En‘gene’ering and More – This will cover some of the genetic engineering techniques that are used in applied genomics for treating diseases, applications in forensics, and gene editing, and will provide more insight in addressing real world issues through genomics.

What surprises me is how engaged Ananya and Aarnav are with this whole book project. It is interesting how they see inspiration around them. We recently visited Breckenridge, Colorado for a skiing trip. They were mesmerized with the snow laden mountains, and they thought of having that as a theme in one of the books of this series. Still not sure how it will play out but, the school kids will have a field trip somewhere in the mountains, to change the book setting from just being in the school campus.

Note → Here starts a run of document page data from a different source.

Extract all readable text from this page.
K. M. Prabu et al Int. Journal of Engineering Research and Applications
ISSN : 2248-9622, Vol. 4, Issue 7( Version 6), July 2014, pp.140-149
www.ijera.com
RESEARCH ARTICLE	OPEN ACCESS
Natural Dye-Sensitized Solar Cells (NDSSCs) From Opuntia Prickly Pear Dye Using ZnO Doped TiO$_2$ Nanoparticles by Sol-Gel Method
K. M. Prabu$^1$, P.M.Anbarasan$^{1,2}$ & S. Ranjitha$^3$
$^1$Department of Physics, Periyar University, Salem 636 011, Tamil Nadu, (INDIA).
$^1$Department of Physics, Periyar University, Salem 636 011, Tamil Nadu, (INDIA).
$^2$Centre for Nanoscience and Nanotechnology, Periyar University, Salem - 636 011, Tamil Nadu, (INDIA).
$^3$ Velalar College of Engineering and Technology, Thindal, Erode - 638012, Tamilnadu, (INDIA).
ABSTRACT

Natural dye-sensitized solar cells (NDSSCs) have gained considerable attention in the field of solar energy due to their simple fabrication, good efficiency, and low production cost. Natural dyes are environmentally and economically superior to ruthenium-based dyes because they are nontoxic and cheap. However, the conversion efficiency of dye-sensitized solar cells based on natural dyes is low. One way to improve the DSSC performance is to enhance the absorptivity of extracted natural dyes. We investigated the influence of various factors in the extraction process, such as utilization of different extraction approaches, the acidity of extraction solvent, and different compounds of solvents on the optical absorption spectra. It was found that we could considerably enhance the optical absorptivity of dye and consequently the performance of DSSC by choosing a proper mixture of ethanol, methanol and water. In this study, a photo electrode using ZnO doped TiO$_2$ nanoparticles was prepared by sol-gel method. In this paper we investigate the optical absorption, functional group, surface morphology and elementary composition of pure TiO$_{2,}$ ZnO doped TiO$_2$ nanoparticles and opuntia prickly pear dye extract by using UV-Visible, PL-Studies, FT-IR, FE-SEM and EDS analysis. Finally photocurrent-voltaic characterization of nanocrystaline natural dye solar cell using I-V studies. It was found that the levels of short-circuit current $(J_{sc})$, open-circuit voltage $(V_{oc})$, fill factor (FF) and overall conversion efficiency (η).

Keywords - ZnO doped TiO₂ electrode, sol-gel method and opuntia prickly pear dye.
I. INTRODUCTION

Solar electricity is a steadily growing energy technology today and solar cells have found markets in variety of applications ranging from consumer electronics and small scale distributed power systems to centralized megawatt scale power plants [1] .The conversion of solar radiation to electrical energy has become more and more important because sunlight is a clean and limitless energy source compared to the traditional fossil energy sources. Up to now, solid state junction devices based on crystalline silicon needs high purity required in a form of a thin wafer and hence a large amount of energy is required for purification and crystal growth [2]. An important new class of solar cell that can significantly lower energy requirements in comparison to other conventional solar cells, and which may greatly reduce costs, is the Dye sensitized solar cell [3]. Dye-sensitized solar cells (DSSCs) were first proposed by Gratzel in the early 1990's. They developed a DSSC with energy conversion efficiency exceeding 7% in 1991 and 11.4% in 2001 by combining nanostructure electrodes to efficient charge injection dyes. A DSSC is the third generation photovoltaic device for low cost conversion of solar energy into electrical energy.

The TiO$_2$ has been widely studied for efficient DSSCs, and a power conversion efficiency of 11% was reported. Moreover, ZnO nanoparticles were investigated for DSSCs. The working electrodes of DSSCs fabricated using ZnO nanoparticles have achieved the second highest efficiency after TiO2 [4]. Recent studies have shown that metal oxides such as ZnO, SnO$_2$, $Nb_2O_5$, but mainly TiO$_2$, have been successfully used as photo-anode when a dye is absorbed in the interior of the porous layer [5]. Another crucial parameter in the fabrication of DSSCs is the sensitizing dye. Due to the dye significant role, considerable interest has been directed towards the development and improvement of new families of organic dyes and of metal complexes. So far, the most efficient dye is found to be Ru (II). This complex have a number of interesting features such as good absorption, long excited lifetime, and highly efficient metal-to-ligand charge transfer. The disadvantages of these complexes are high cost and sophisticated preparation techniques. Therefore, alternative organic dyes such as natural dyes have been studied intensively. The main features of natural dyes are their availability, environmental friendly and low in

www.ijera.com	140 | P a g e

As I alluded to earlier, the dog DNA kit will be featured to highlight the applied aspects of genetic testing. What is also important is that the young readers realize the importance of genomics in disease diagnosis and manifestations. In fact, one of the classmates in a subsequent book has Duchenne’s muscular dystrophy, another with sickle cell disease. It is paramount for us that the young readers understand that disease processes have a genetic basis and more importantly they have the empathy and sensitivity that needs to be instilled early on. Gene sequencing, NGS, microbiome, CRISPR all will find a place in the forthcoming books. This little project excites me just as much. There is so much to learn, so much to tell and so much to explore!